ShaZAAM! You are all such lovely friends that I can hardly stand it. Thankyouthankyou.---I opened the laptop in the recovery room, and we managed to entertain several patients and at least nine nurses with the jokes that had been posted before 3. Tomorrow I will use the rest---and very gratefully.

The surgery went fine. "No surprises," says the surgeon, which I guess is a good thing. Jeff is groggy and not looking forward to what he calls "the indignities to come," but he's looking good.

Thank you for the many prayers and good wishes. You are all very dear to me tonight!

Such good news, Nancy!!

Not you typical running joke, but certainly some different, clean, mindless amusement:

www.mannequinchronicles, com

Best wishes, and good health to you both.

Nancy, I'm so glad to hear Jeff's surgery went smoothly and with no unexpected surprises. I hope his recovery is easy and complete.

Since someone else started the science jokes, here's another one:

How many radio astronomers does it take to change a light bulb?
None. They are not interested in that short wave stuff.

Checking in before bedtime, and seeing good news about Jeff. Hope the progress continues to run smoothly, and with as few indignities as possible.

Sleep well, Nancy. We are all holding you in our hearts tonight.

So sorry about what you and your husband are facing. Been there, done that.

This joke was a favorite among the chaplains I worked with at a hospital in NE.

Guy goes to the doctor and asks, "What can I do to live to be a hundred?"
The doc asks," Do you drink?"
"Do you smoke?"
"Do you chase women?"
"Then why the hell do you want to live to be a hundred?"

We would use that with patients who needed a good laugh and not some platitude.

Nancy, just saw your entry on "my" blog Saturday -- thanks to all my TLC sisters and brothers for the support and encouragement. I appreciate it (facing a family member's illness here also).
Hope all goes well -- any loved one of yours is loved by us all as well.

Great news Nancy.

And a great idea to request all these jokes.

He who laughs -- Lasts.

A line from the back of a Hallmark card I received:

"People who laugh a lot tend to live longer. That 'die laughing' thing? Total myth!"

Congrats to Jeff on his successful surgery. I'll be wishin' and prayin' for his successful recovery. Sending more hugs your way too!

Just checking in before bedtime...

Glad to hear there were no surprises. You will stay in the prayers for as long as you need.

I'm terrible at remembering jokes, although when I actually remember them, I can usually tell 'em ok. The only one I was remembering just now was the one Bea told, about why was six afraid of seven . . . darn!

So, I'll reach back to my grandmother's tales of growing up in Ohio around 1900. Whether this was from her actual experience or just a charming joke, I do not know.

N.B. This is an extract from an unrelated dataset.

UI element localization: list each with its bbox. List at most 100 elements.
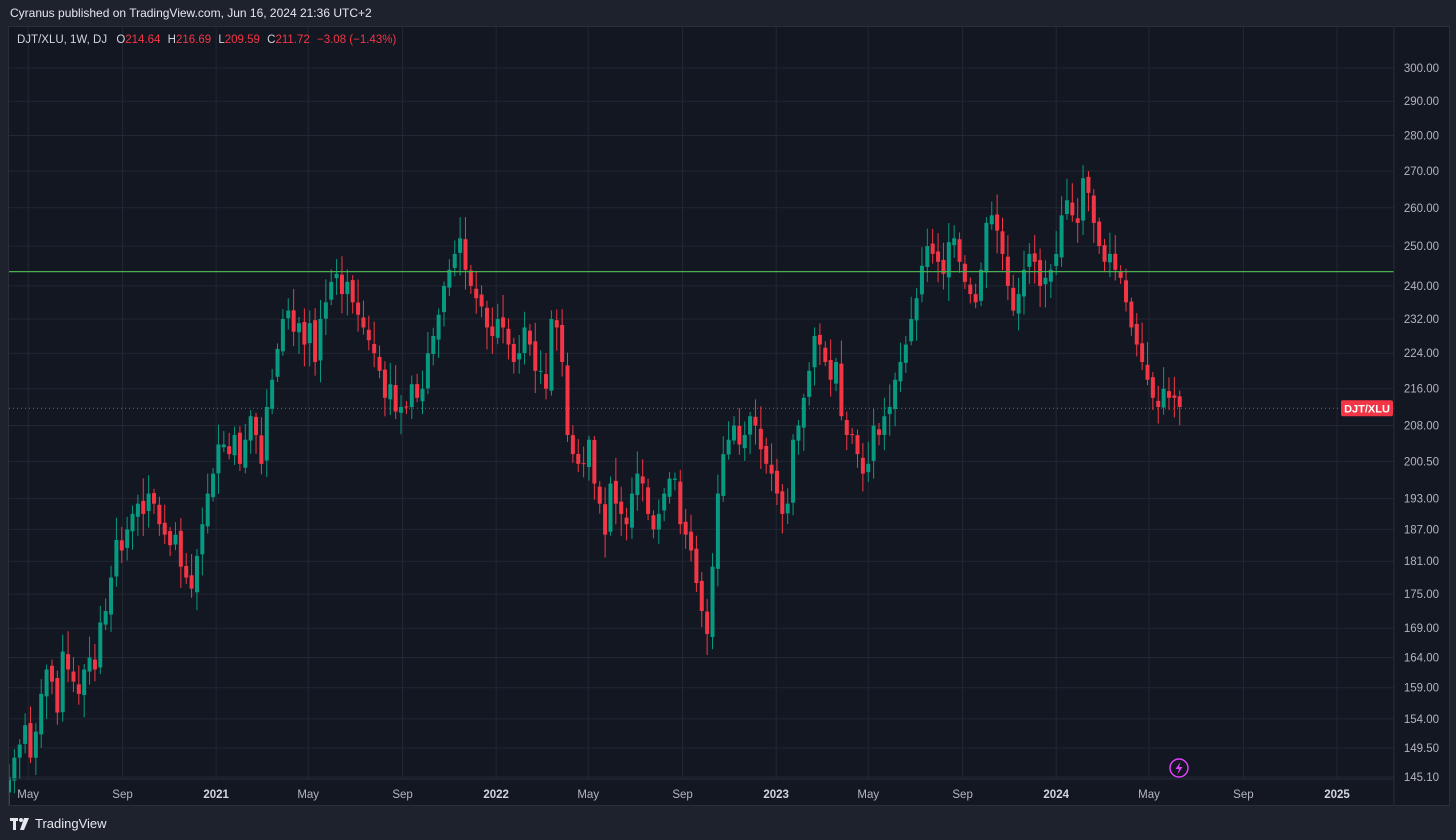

"Johnny and his sister arrive at the schoolhouse after lessons have already begun. Johnny's overalls are a little the worse for wear. The teacher says, 'I see you're a little behind, Johnny.'
Johnny replies, 'You wouldn't if Sister had more safety pins.'"

All the best to you and Jeff, Nancy. May the news be better than expected and the future path of treatment less indignified than it might have been.

I hope it is not too late for a good joke. This one just came to me via Newfoundland and I LOVE it!

Widdle Wabbit

A precious little girl walks into a Pet-Smart shop and asks,
in the sweetest little lisp, between two missing teeth, "Excuthe me,
mithter, do you keep widdle wabbits?"

As the shopkeeper's heart melts, he gets down on his knees so that
he's on her level and asks, "Do you want a widdle white wabbit,
or a thoft and fuwwy, bwack wabbit, or maybe one like that cute widdle
bwown wabbit over there?"

She, in turn, blushes, rocks on her heels, puts her
hands on her knees, leans forward and says, in a tiny quiet voice,

"I don't think my python weally gives a thit."